Hoppla, hier kommt die nächste Dotcom-Blase

Die nächsten Jahre sollten großartig für Leute sein, die gerne Blasen platzen lassen (cc) Kreativität103

Wenn Sie das nächste Mal von einem Web-Unternehmen hören, das sein Produkt kostenlos verschenkt und das Ergebnis 'die Augen monetarisiert', sollten Sie Folgendes bedenken: In den USA gibt es einen begrenzten Pool an Werbegeldern, und dieser Pool ist seit seiner Gründung um 25 % geschrumpft letzte Spitze im Jahr 2007.





Dass, behauptet ThingWorx-Mitbegründer Rick Bullotta , bedeutet, dass jeder Schritt selbst der gigantischsten Unternehmen im Internet, einschließlich Google, Facebook, Twitter und Foursquare, ein Versuch ist, einem Konkurrenten einen Teil dieses Unternehmens zu stehlen. Mit anderen Worten, sie sind alle in einem Nullsummenspiel gefangen.

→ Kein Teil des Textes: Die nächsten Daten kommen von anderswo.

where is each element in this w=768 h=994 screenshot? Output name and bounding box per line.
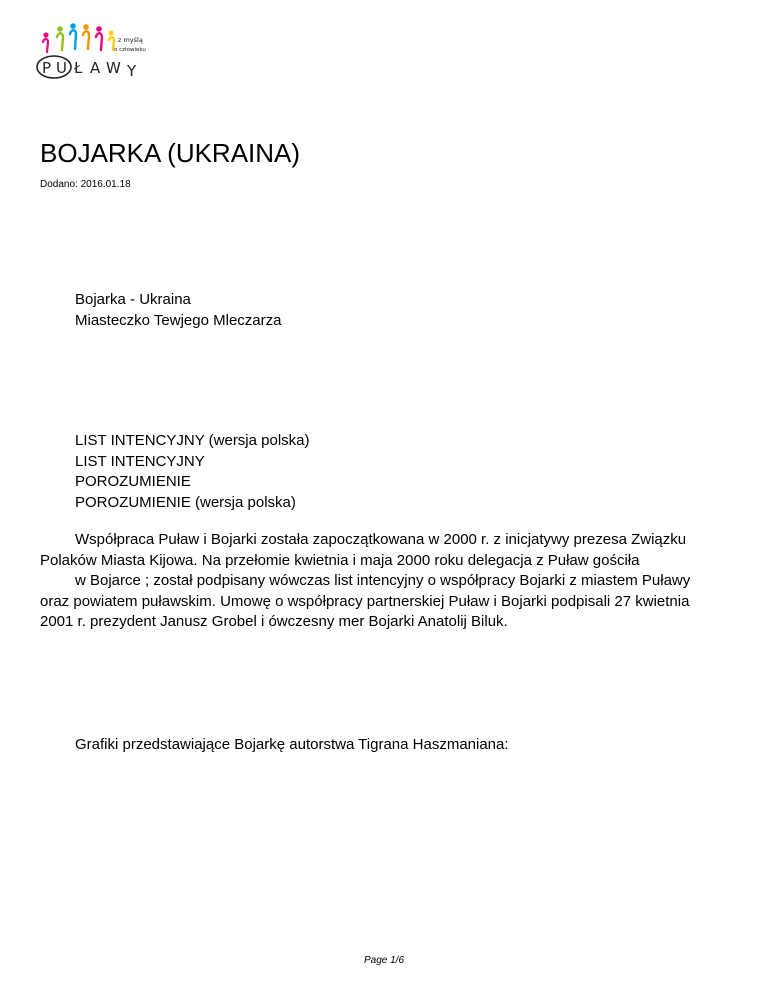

(Zugegeben, ein großer Teil dieser Werbeausgaben wird derzeit für Fernsehwerbung verschwendet, bei der die Kunden immer klüger werden, also ist es vielleicht für das Web, wenn nicht die Medien insgesamt, noch kein Nullsummenspiel.)

Nicht nur die offensichtlich werbetreibenden Unternehmen setzen auf dieses Modell, sagt Bullotta. Von den Startups, die er gesehen hat, basieren die meisten auf einem Werbemodell, sei es direkt (von einem werbefinanzierten Umsatzmodell), indirekt (Web- oder Marketinganalyse) oder peripher (Content Mills für Websites, die mit Werbung Geld verdienen).

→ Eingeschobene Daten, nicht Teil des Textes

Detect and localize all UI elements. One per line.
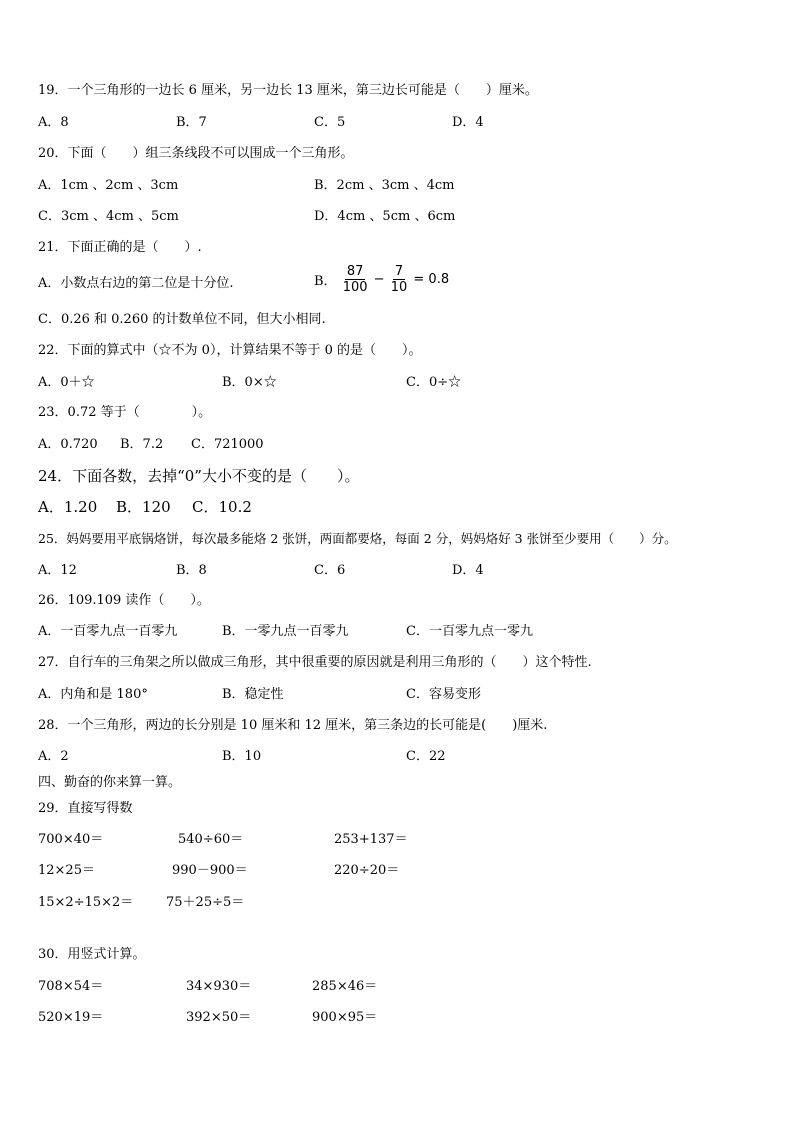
q23-option-b[interactable]: B．7.2 <box>120 437 164 452</box>
q21-fraction-1-numerator: 87 <box>346 264 364 279</box>
q25-option-b[interactable]: B．8 <box>176 563 207 578</box>
q29-item-7: 15×2÷15×2＝ <box>38 895 134 910</box>
q20-option-b[interactable]: B．2cm 、3cm 、4cm <box>314 178 455 193</box>
q30-item-5: 392×50＝ <box>186 1010 252 1025</box>
q26-option-b[interactable]: B．一零九点一百零九 <box>222 624 349 639</box>
q28-option-b[interactable]: B．10 <box>222 749 262 764</box>
section-4-heading: 四、勤奋的你来算一算。 <box>38 775 182 790</box>
q30-item-6: 900×95＝ <box>312 1010 378 1025</box>
question-26: 26．109.109 读作（ ）。 <box>38 593 210 608</box>
q21-option-b[interactable] <box>314 264 449 295</box>
q29-item-3: 253+137＝ <box>334 832 408 847</box>
question-19: 19．一个三角形的一边长 6 厘米，另一边长 13 厘米，第三边长可能是（ ）厘米。 <box>38 83 538 98</box>
q29-item-6: 220÷20＝ <box>334 863 400 878</box>
q24-option-c[interactable]: C．10.2 <box>192 498 252 516</box>
question-21: 21．下面正确的是（ ）. <box>38 240 202 255</box>
q21-fraction-1-denominator: 100 <box>342 280 368 295</box>
q23-option-c[interactable]: C．721000 <box>191 437 264 452</box>
question-28: 28．一个三角形，两边的长分别是 10 厘米和 12 厘米，第三条边的长可能是( )厘米. <box>38 718 548 733</box>
question-27: 27．自行车的三角架之所以做成三角形，其中很重要的原因就是利用三角形的（ ）这个特性. <box>38 655 592 670</box>
q20-option-c[interactable]: C．3cm 、4cm 、5cm <box>38 209 179 224</box>
q22-option-c[interactable]: C．0÷☆ <box>406 375 462 390</box>
q19-option-a[interactable]: A．8 <box>38 115 69 130</box>
q28-option-a[interactable]: A．2 <box>38 749 69 764</box>
question-23: 23．0.72 等于（ ）。 <box>38 405 212 420</box>
q25-option-c[interactable]: C．6 <box>314 563 346 578</box>
q21-fraction-2 <box>389 264 410 295</box>
q19-option-b[interactable]: B．7 <box>176 115 207 130</box>
q29-item-1: 700×40＝ <box>38 832 104 847</box>
q21-option-b-label: B． <box>314 274 337 289</box>
q21-minus-sign: − <box>373 272 385 287</box>
q20-option-d[interactable]: D．4cm 、5cm 、6cm <box>314 209 456 224</box>
q20-option-a[interactable]: A．1cm 、2cm 、3cm <box>38 178 179 193</box>
q29-item-2: 540÷60＝ <box>178 832 244 847</box>
question-22: 22．下面的算式中（☆不为 0），计算结果不等于 0 的是（ ）。 <box>38 343 422 358</box>
q22-option-a[interactable]: A．0＋☆ <box>38 375 95 390</box>
q22-option-b[interactable]: B．0×☆ <box>222 375 277 390</box>
q21-result: = 0.8 <box>413 272 450 287</box>
q21-fraction-2-numerator: 7 <box>394 264 404 279</box>
q30-item-4: 520×19＝ <box>38 1010 104 1025</box>
q30-item-1: 708×54＝ <box>38 979 104 994</box>
q30-item-2: 34×930＝ <box>186 979 252 994</box>
q28-option-c[interactable]: C．22 <box>406 749 446 764</box>
q27-option-a[interactable]: A．内角和是 180° <box>38 687 148 702</box>
q25-option-a[interactable]: A．12 <box>38 563 77 578</box>
q24-option-b[interactable]: B．120 <box>116 498 171 516</box>
q19-option-d[interactable]: D．4 <box>452 115 484 130</box>
q27-option-b[interactable]: B．稳定性 <box>222 687 284 702</box>
q24-option-a[interactable]: A．1.20 <box>38 498 98 516</box>
q25-option-d[interactable]: D．4 <box>452 563 484 578</box>
q29-item-8: 75＋25÷5＝ <box>166 895 245 910</box>
q21-fraction-1 <box>341 264 370 295</box>
q21-option-c[interactable]: C．0.26 和 0.260 的计数单位不同，但大小相同. <box>38 312 326 327</box>
q23-option-a[interactable]: A．0.720 <box>38 437 98 452</box>
q29-item-5: 990－900＝ <box>172 863 248 878</box>
q27-option-c[interactable]: C．容易变形 <box>406 687 481 702</box>
q30-item-3: 285×46＝ <box>312 979 378 994</box>
question-25: 25．妈妈要用平底锅烙饼，每次最多能烙 2 张饼，两面都要烙，每面 2 分，妈妈烙好 3 张饼至少要用（ ）分。 <box>38 531 677 546</box>
question-29: 29．直接写得数 <box>38 801 133 816</box>
question-24: 24．下面各数，去掉“0”大小不变的是（ ）。 <box>38 467 360 485</box>
q21-fraction-2-denominator: 10 <box>390 280 408 295</box>
question-20: 20．下面（ ）组三条线段不可以围成一个三角形。 <box>38 146 354 161</box>
question-30: 30．用竖式计算。 <box>38 947 146 962</box>
q29-item-4: 12×25＝ <box>38 863 95 878</box>
q26-option-c[interactable]: C．一百零九点一零九 <box>406 624 533 639</box>
q26-option-a[interactable]: A．一百零九点一百零九 <box>38 624 178 639</box>
q19-option-c[interactable]: C．5 <box>314 115 346 130</box>
q21-option-a[interactable]: A．小数点右边的第二位是十分位. <box>38 276 234 291</box>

Aber es war nicht immer so:

In den frühen Tagen des Webs lag der Wert darin, die Produktivität zu steigern. Informationen waren nur einen Klick entfernt, getrennte und getrennte Prozesse wurden konsolidiert und zu einem Ganzen gemacht, und die stationäre Welt wechselte online auf eine effizientere elektronische Plattform. Die wichtigste Ressource, die damals gespart wurde, war Zeit, aber wer hätte gedacht, dass wir sie dann mit Farmville und Mafia Wars verschwenden würden?

Dieser Logik folgend, können wir sehen, dass E-Commerce zwar eine Erweiterung bestehender Wirtschaftsprozesse war, das werbefinanzierte Modell jedoch nur ein Mischen des Decks ist – neue, „soziale“ Medien übernehmen die Einnahmen aus alten Sendemodellen. Dabei entsteht nicht viel außer einer neuen Ebene der Verbundenheit (die ihre eigenen Vorteile, aber auch Tücken hat).

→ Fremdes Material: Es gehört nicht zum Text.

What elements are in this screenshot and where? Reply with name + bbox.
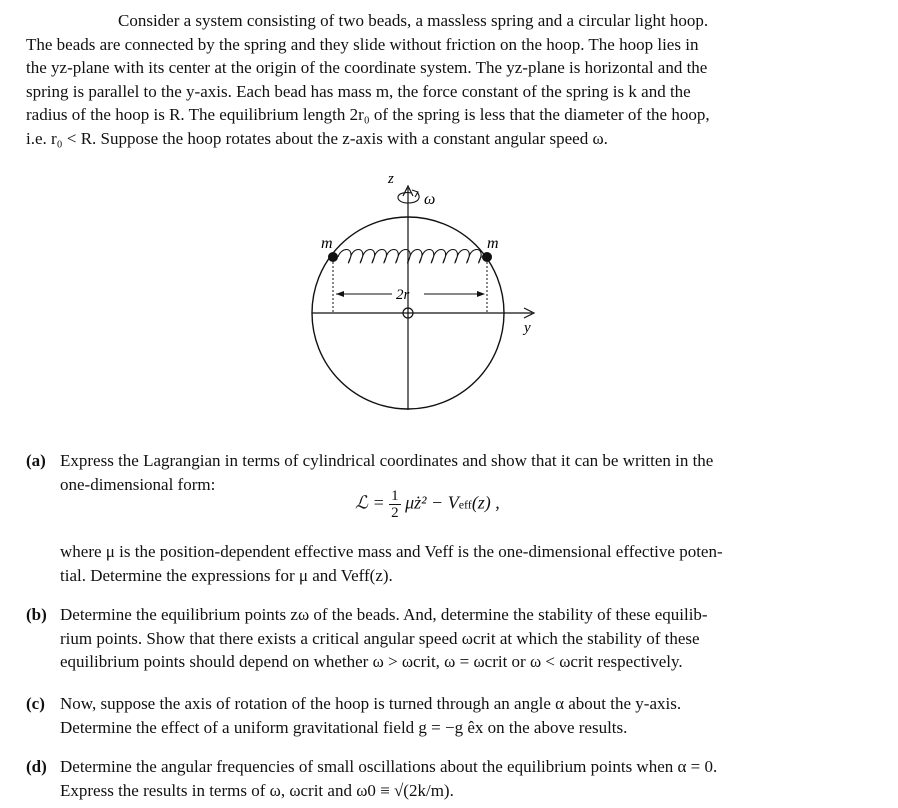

Eines der Probleme bei diesem Modell besteht darin, dass es außer den reinen Business-to-Business-Sites wie SalesForce.com keinen Warenaustausch zwischen den daran beteiligten Unternehmen gibt. Aus dem Blog von Innovationsfrühstück , eine Veranstaltung zur Vernetzung von Web-Unternehmern in Boston:

In anderen, weniger frei orientierten Zeiten unterstützten sich Unternehmergemeinschaften gegenseitig. Ein kleines Unternehmen kauft Produkte von einem anderen und ein Netzwerk beginnt sich zu bilden. Die Unternehmen beginnen, eine eigene Wirtschaft aufzubauen. In einer Freemium-orientierten Welt passiert dies nicht. Schaffen wir eine Nicht-Wirtschaft?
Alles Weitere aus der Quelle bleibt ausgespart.